The three finalists represent three branches of the armed forces, with Edwards being the lone Army finalist in the campaign. The finalists were given video cameras and asked to record two-minute videos making their case for the award. Esther said the videos would be posted around April 23, when voting opens online to the public. People will be allowed to vote for their favorite candidate until May 20.
"They're ecstatic about it," Esther said of her children. "They had fun making the video, too. They're excited to be a part of it."
Coordinating responsibilities to the Army and his family has required discipline, even when deployments are not involved, said William, who is assigned to Company E, 1st Battalion, 34th Infantry Regiment. He makes sure each of his children, who range in age from 6 to 12, get their own day with him during the week.
He also plays in a band with them, called Eddie's Experiment. Music is a huge part of the family's life, Esther said. Both parents are music teachers and have passed those skills along to their children.
The oldest child, David, plays keyboards in the band. Elena, 8, plays drums, while Jacob, 11, plays bass. Luke, 6, is happy to dance as the band plays.
"We put together a little show that we've played in Columbia," William said. "We start with the '40s and jazz, then we go into the '60s and '70s. We do two songs from each era. (The children) like it and have fun with it, but it's also taught them about music, which is a big part of our family. I think a lot of people get a kick out of seeing real young kids performing in a show, too."
His strategy for fatherhood has evolved a lot since the birth of his first child, which happened just a few weeks before he joined the Army.

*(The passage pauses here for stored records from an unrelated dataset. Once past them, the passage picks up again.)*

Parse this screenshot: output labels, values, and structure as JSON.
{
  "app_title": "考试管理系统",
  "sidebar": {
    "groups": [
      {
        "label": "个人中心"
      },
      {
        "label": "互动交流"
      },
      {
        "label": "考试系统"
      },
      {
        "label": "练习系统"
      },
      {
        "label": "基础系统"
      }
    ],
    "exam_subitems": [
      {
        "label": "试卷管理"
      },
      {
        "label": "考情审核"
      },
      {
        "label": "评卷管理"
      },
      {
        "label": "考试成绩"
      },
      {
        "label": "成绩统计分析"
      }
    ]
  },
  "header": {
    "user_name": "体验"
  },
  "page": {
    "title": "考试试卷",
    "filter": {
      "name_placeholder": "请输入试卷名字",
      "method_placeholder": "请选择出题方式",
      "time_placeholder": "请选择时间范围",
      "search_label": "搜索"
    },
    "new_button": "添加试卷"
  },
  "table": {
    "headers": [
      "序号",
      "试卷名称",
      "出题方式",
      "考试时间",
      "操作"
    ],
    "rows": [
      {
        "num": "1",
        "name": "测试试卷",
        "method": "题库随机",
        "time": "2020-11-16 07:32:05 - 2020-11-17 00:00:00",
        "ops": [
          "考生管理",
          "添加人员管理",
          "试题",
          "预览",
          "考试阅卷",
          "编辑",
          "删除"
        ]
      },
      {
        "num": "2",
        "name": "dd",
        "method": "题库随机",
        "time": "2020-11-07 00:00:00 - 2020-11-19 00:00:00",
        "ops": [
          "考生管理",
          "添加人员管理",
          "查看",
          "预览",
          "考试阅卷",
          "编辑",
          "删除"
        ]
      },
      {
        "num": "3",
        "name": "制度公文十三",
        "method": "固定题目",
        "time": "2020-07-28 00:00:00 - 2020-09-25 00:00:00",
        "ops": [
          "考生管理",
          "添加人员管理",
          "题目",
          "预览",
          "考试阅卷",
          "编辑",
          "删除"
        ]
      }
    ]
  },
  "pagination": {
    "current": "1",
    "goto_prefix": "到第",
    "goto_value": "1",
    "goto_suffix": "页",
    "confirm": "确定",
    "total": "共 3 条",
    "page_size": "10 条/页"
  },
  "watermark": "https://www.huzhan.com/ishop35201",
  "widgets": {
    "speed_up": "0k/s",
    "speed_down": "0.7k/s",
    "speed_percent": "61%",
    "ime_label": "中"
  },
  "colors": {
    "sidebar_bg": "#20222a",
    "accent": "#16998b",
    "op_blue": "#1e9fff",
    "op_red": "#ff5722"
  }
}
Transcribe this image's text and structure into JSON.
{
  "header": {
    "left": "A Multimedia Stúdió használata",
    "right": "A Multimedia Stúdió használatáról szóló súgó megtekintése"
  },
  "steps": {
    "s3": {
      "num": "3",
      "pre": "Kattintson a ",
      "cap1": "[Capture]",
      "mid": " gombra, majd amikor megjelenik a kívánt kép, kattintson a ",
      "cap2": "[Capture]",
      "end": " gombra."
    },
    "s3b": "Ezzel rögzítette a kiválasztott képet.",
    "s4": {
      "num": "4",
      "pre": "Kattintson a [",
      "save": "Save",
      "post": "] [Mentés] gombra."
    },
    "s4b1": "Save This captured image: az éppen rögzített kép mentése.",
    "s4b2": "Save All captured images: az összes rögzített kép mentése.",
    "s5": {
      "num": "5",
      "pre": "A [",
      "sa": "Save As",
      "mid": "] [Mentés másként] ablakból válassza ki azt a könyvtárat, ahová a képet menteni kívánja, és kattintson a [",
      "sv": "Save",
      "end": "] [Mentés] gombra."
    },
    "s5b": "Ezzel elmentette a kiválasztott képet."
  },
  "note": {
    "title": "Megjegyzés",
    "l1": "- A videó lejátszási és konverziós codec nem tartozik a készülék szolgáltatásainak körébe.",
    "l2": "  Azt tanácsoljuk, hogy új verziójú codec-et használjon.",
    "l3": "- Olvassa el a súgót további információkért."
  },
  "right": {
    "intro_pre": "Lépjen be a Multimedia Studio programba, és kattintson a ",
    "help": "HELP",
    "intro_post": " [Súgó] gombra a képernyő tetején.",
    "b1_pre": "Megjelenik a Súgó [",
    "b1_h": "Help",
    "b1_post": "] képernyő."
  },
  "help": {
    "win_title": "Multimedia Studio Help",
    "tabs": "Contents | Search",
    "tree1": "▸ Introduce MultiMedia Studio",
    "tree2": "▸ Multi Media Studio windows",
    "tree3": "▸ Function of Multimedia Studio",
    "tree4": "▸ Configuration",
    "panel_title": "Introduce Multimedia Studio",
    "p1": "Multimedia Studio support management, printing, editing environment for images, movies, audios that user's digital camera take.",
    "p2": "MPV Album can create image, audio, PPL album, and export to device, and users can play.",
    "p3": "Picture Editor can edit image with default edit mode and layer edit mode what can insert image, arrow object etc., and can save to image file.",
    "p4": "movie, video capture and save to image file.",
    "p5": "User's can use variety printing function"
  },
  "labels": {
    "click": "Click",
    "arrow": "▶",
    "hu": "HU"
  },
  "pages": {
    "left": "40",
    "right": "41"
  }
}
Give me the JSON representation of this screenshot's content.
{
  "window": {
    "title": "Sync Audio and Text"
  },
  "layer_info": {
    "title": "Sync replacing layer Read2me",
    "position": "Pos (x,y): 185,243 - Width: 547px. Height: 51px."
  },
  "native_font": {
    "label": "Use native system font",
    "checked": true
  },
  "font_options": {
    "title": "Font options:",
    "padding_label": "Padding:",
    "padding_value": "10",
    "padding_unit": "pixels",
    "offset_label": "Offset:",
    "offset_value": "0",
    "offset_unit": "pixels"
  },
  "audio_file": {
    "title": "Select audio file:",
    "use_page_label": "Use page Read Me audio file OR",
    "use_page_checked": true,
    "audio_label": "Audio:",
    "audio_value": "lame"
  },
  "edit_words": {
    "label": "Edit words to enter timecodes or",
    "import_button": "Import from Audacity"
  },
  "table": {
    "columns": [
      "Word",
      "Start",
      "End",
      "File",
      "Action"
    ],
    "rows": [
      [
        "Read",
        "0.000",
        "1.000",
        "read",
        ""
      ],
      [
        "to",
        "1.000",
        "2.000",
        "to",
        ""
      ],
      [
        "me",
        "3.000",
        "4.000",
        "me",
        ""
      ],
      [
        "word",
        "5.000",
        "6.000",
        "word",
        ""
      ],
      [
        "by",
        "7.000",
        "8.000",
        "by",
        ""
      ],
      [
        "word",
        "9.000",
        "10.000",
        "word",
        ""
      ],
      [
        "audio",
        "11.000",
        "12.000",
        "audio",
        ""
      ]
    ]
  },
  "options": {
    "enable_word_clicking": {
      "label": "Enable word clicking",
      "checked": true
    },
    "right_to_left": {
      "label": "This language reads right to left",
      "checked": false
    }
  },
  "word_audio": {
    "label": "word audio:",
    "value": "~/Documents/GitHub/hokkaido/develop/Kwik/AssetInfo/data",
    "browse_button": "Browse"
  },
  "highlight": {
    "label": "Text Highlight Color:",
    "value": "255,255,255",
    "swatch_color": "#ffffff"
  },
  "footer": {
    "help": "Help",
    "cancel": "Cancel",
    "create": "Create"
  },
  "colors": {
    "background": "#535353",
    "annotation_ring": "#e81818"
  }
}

"With the first child, it was a group effort," he said. "When she was tired, I'd watch him, and when I was tired, she'd watch." Since then, he said the strategy has changed to "zone defense."
"As they've gotten older I can't believe how fast time has gone by," he said. "I've only got a certain amount of time with them and I've got to make those years count. If I'm here or if I'm deployed, I have to make sure I'm being a father to them."